The federal income tax cuts that were approved last year contained only modest decreases for average American taxpayers. You can work on your own tax cut for this year by taking some easy steps before the end of December. Here are some suggestions:
- Max out on your employer retirement plan contribution: You can ask your employer at any time to temporarily increase your contribution. If your regular payroll withholding is not at the maximum level, consider asking for a larger deduction for the rest of the year. Every dollar you put away reduces your 2018 income tax bill. If possible, contribute the maximum. On a 401k plan, you can contribute up to $18,500 this year. If you are age 50 or older, the maximum is $24,500.
- No 401k? Max the IRA: If you don’t have an employer plan and you qualify for a tax-deductible IRA contribution, try to make the maximum $5,500 contribution ($6,500 if you are 50 or older). To see if your income allows you to make a deductible contribution, check out the rules at this Internal Revenue Service website: Deductible IRAs.

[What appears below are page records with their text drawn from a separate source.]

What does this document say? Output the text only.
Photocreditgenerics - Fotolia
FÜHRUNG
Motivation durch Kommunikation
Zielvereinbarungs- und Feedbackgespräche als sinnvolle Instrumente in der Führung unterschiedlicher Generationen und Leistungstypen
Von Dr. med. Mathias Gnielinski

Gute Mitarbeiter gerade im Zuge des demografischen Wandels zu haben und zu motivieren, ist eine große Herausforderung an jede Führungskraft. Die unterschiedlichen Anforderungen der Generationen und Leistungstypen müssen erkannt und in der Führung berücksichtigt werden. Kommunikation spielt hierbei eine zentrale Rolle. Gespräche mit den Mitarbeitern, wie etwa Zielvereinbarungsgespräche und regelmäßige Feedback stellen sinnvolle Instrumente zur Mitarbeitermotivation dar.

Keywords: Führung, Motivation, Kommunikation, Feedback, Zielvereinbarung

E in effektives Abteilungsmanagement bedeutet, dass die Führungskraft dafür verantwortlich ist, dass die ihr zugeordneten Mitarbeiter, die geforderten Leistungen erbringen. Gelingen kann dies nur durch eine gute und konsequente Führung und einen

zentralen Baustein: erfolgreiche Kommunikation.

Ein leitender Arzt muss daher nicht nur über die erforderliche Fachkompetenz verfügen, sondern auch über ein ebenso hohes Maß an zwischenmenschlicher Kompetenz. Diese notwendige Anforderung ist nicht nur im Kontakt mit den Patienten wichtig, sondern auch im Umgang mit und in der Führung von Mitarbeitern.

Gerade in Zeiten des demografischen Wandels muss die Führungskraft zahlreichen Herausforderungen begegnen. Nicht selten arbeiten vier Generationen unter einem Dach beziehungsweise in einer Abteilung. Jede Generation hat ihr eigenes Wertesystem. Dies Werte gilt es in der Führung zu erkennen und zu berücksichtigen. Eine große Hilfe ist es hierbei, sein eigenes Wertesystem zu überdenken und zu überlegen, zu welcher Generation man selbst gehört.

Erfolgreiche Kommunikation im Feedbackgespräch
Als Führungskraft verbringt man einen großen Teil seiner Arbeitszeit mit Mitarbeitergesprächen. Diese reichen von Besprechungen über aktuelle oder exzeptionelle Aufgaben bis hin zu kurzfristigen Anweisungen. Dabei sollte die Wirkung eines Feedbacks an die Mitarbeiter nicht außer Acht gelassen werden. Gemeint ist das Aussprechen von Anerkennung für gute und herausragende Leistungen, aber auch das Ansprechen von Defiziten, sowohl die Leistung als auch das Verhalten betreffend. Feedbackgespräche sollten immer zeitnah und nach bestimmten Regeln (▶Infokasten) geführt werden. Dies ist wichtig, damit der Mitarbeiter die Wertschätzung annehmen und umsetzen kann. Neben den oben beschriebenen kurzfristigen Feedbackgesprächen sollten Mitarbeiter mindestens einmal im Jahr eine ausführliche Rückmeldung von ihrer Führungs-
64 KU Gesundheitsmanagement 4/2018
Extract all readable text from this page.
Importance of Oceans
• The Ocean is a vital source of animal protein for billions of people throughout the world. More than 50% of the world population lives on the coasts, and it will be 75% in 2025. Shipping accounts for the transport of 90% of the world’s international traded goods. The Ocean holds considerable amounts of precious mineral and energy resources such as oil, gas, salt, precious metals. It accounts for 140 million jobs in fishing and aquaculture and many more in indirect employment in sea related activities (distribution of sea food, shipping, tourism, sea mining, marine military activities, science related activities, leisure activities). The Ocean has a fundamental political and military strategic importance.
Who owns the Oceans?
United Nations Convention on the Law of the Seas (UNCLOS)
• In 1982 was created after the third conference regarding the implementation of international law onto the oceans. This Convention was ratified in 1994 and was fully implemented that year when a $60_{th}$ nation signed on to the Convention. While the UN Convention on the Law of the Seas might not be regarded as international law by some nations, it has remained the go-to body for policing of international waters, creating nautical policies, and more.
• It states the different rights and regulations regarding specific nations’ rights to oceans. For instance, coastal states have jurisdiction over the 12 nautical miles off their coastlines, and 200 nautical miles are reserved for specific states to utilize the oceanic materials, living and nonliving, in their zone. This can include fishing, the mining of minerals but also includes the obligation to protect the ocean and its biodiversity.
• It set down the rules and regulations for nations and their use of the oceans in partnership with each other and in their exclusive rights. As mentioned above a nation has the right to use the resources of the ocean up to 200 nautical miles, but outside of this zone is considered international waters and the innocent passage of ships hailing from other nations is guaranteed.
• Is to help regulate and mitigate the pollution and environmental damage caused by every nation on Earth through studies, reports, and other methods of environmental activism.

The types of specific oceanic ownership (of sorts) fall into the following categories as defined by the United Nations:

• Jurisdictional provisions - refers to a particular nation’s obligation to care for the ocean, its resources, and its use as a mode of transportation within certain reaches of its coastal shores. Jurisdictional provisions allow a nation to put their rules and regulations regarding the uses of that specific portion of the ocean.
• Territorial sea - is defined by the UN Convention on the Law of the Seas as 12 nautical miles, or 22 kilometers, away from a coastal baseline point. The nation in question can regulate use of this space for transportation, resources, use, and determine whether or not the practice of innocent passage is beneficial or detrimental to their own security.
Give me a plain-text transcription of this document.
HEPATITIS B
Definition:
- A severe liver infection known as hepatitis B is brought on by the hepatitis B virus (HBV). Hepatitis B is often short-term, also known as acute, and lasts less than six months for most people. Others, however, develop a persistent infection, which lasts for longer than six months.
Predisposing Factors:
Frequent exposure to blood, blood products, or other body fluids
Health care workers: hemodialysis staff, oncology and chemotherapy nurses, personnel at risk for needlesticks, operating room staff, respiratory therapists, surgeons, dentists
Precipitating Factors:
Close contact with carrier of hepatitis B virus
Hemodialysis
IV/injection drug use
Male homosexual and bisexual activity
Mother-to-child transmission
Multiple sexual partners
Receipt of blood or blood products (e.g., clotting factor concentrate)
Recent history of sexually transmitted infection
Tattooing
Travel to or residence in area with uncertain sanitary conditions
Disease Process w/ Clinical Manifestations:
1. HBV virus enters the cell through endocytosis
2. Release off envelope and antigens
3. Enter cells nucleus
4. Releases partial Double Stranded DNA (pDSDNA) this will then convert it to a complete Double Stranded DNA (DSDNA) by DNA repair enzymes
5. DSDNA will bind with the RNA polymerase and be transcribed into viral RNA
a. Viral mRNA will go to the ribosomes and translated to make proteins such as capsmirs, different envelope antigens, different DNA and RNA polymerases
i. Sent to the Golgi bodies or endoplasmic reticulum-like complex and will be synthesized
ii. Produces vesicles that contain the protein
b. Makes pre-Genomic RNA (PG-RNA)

- Grab your capital losses: Check out the values of your stocks, bonds, and mutual funds. Have they fallen since you bought them? If so, consider selling them to realize a capital loss that can be deducted from your net investment income and partially from your earned income. The rules are complicated. Here is a primer from the IRS: Losses. There are special rules for determining the loss on a mutual fund if you have been reinvesting dividends over the years; here is a guide: Mutual Fund Losses. Best of all, you don’t have to give up on your investment. You can buy it back 31 days after the sale and still deduct the loss, or you can immediately buy a similar, but not identical, investment in order to stay in the market. Here are the rules: Wash Sales.
- Accelerate Charitable Contributions: The new tax law makes it advantageous for some taxpayers who regularly deduct charitable contributions to bunch several years of deductions into one tax year, and then take the new enlarged standard deduction in subsequent years. The new standard deductions are $12,000 for individuals, $18,000 for heads of household, and $24,000 for couples. Also, state and local tax deductions have been capped at $10,000. So making a big charitable contribution this year that boosts your itemized deductions beyond the standard deduction is worthwhile.
For instance: You are married and regularly contribute about $7,000 to charities each year. If you contribute $7,000 this year and in each of the following two years, and you have to pay at least $10,000 in state and local taxes, your itemized deductions are worth only $17,000 each year. You will be better off taking the $24,000 standard deduction each year (a total of $72,000 in deductions over three years). However, if you bunch three years of contributions into 2018 and contribute $21,000 to charity this year, you will have a $31,000 itemized deduction ($21,000 charitable plus $10,000 in state and local taxes). In the next two years you will take the $24,000 standard deduction, for a total deduction of $79,000 over three years. Here is an IRS guide to charitable deductions: Charitable Contributions.
- Make a 529 College Plan Contribution: New York and 29 other states offer state income tax deductions for contributions to state-sponsored college plans (generally you have to make the contribution within your state of residence to a plan operated by your state). Check with your state’s plan on the details.